Curitiba desponta como a capital mais ecológica do país, segundo dados da Prefeitura local e do programa ONU-Habitat. O reconhecimento se deve ao conjunto de políticas públicas que priorizam transporte coletivo limpo, ampliação de áreas verdes e planejamento urbano focado em redução de emissões.
50 m² de áreas verdes por habitante
Levantamento municipal indica que cada morador dispõe, em média, de 50 metros quadrados de espaços arborizados. Parques, bosques e praças distribuídos em diversos bairros contribuem para baixar a temperatura média, melhorar a qualidade do ar e oferecer lazer à população.
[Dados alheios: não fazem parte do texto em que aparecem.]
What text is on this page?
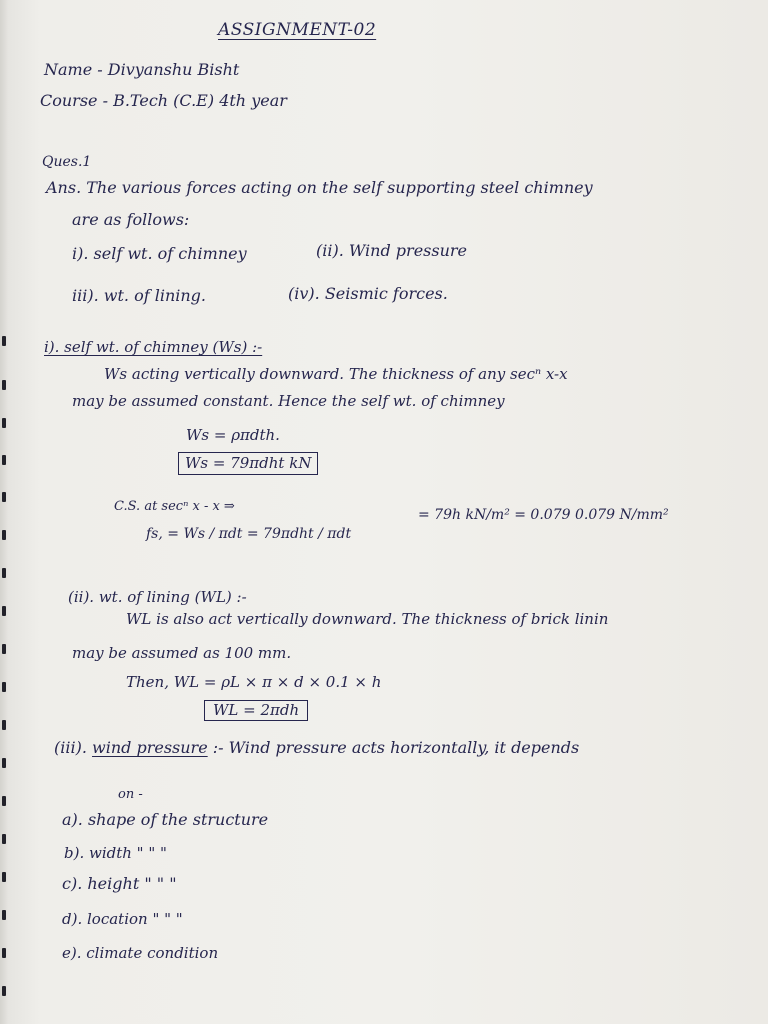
ASSIGNMENT-02
Name - Divyanshu Bisht
Course - B.Tech (C.E) 4th year
Ques.1
Ans. The various forces acting on the self supporting steel chimney
are as follows:
i). self wt. of chimney	(ii). Wind pressure
iii). wt. of lining.	(iv). Seismic forces.
i). self wt. of chimney (Ws) :-
Ws acting vertically downward. The thickness of any secⁿ x-x
may be assumed constant. Hence the self wt. of chimney
Ws = ρπdth.
Ws = 79πdht kN
C.S. at secⁿ x - x ⇒
fs, = Ws / πdt = 79πdht / πdt
= 79h kN/m² = 0.079 0.079 N/mm²
(ii). wt. of lining (WL) :-
WL is also act vertically downward. The thickness of brick linin
may be assumed as 100 mm.
Then, WL = ρL × π × d × 0.1 × h
WL = 2πdh
(iii). wind pressure :- Wind pressure acts horizontally, it depends
on -
a). shape of the structure
b). width " " "
c). height " " "
d). location " " "
e). climate condition
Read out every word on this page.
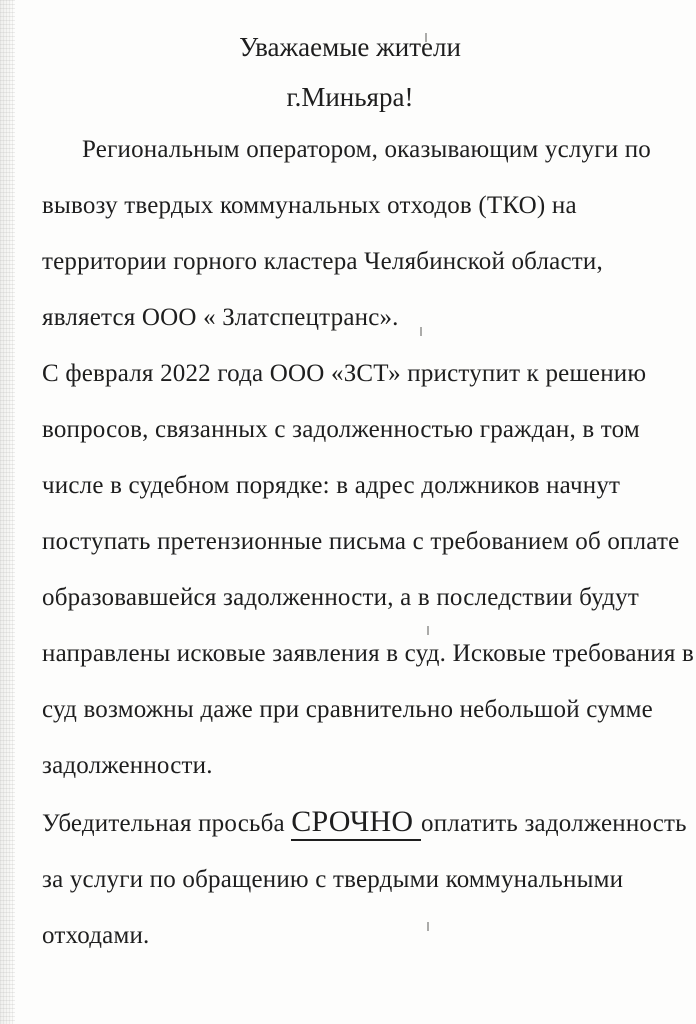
Уважаемые жители
г.Миньяра!
Региональным оператором, оказывающим услуги по
вывозу твердых коммунальных отходов (ТКО) на
территории горного кластера Челябинской области,
является ООО « Златспецтранс».
С февраля 2022 года ООО «ЗСТ» приступит к решению
вопросов, связанных с задолженностью граждан, в том
числе в судебном порядке: в адрес должников начнут
поступать претензионные письма с требованием об оплате
образовавшейся задолженности, а в последствии будут
направлены исковые заявления в суд. Исковые требования в
суд возможны даже при сравнительно небольшой сумме
задолженности.
Убедительная просьба СРОЧНО оплатить задолженность
за услуги по обращению с твердыми коммунальными
отходами.
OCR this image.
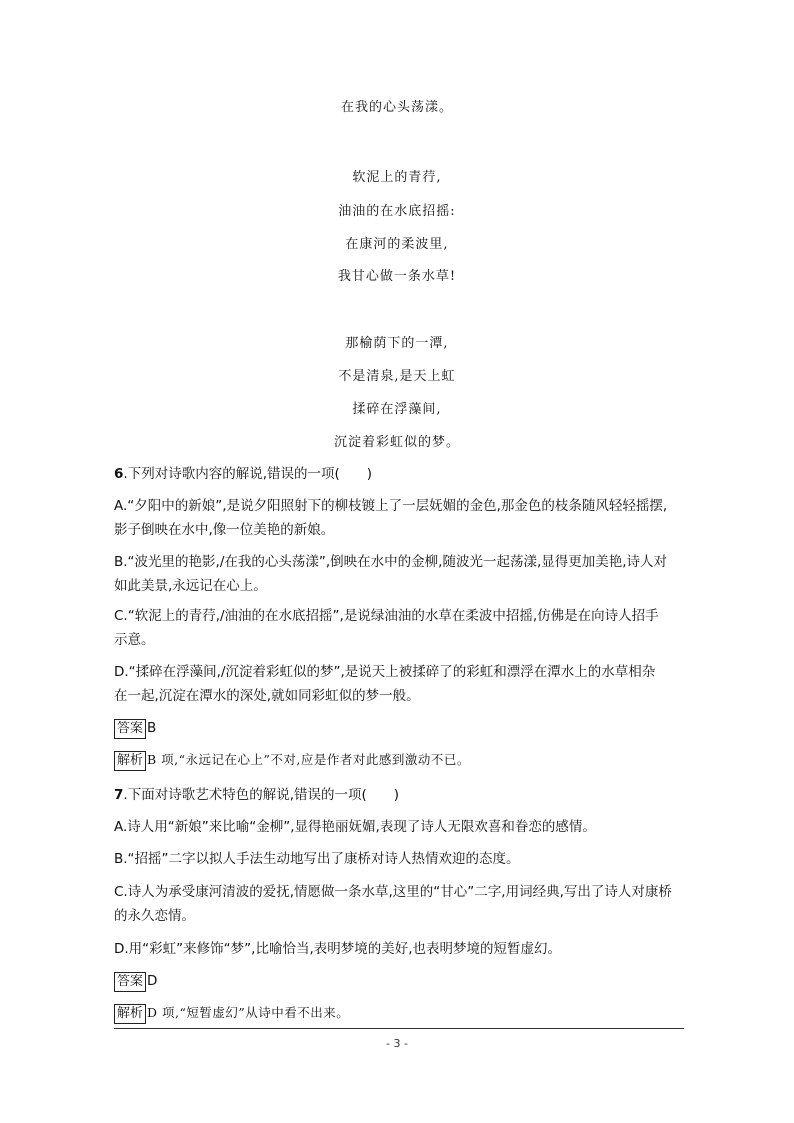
在我的心头荡漾。
软泥上的青荇,
油油的在水底招摇:
在康河的柔波里,
我甘心做一条水草!
那榆荫下的一潭,
不是清泉,是天上虹
揉碎在浮藻间,
沉淀着彩虹似的梦。
6.下列对诗歌内容的解说,错误的一项(　　)
A.“夕阳中的新娘”,是说夕阳照射下的柳枝镀上了一层妩媚的金色,那金色的枝条随风轻轻摇摆,
影子倒映在水中,像一位美艳的新娘。
B.“波光里的艳影,/在我的心头荡漾”,倒映在水中的金柳,随波光一起荡漾,显得更加美艳,诗人对
如此美景,永远记在心上。
C.“软泥上的青荇,/油油的在水底招摇”,是说绿油油的水草在柔波中招摇,仿佛是在向诗人招手
示意。
D.“揉碎在浮藻间,/沉淀着彩虹似的梦”,是说天上被揉碎了的彩虹和漂浮在潭水上的水草相杂
在一起,沉淀在潭水的深处,就如同彩虹似的梦一般。
答案 B
解析 B 项,“永远记在心上”不对,应是作者对此感到激动不已。
7.下面对诗歌艺术特色的解说,错误的一项(　　)
A.诗人用“新娘”来比喻“金柳”,显得艳丽妩媚,表现了诗人无限欢喜和眷恋的感情。
B.“招摇”二字以拟人手法生动地写出了康桥对诗人热情欢迎的态度。
C.诗人为承受康河清波的爱抚,情愿做一条水草,这里的“甘心”二字,用词经典,写出了诗人对康桥
的永久恋情。
D.用“彩虹”来修饰“梦”,比喻恰当,表明梦境的美好,也表明梦境的短暂虚幻。
答案 D
解析 D 项,“短暂虚幻”从诗中看不出来。
- 3 -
Transporte com corredores exclusivos
O sistema de ônibus opera em vias segregadas, o que aumenta a velocidade média, diminui o uso de automóveis e reduz a emissão de poluentes. A frota inclui veículos de menor impacto ambiental e integra ciclovias que estimulam deslocamentos por bicicleta.
Planejamento urbano inteligente
Estudos citados pela ONU-Habitat apontam que a combinação de mobilidade eficiente, preservação ambiental e participação cidadã torna a cidade um modelo de urbanismo sustentável. Sensores ambientais, programas de educação ecológica e incentivos à economia verde reforçam a estratégia.
Retorno social e econômico
Investimentos considerados médios na manutenção de parques e ciclovias elevam o índice de bem-estar, atraem turistas e estimulam práticas saudáveis. Já os corredores de ônibus, classificados como de alto custo, trazem ganhos em produtividade e menor impacto climático. Campanhas de educação ambiental, de baixo custo, fortalecem a conscientização a longo prazo.
Imagem: Internet
Com a integração de tecnologias limpas, participação comunitária e gestão pública voltada à sustentabilidade, Curitiba se consolida como referência nacional para cidades que buscam equilibrar crescimento urbano e preservação do meio ambiente.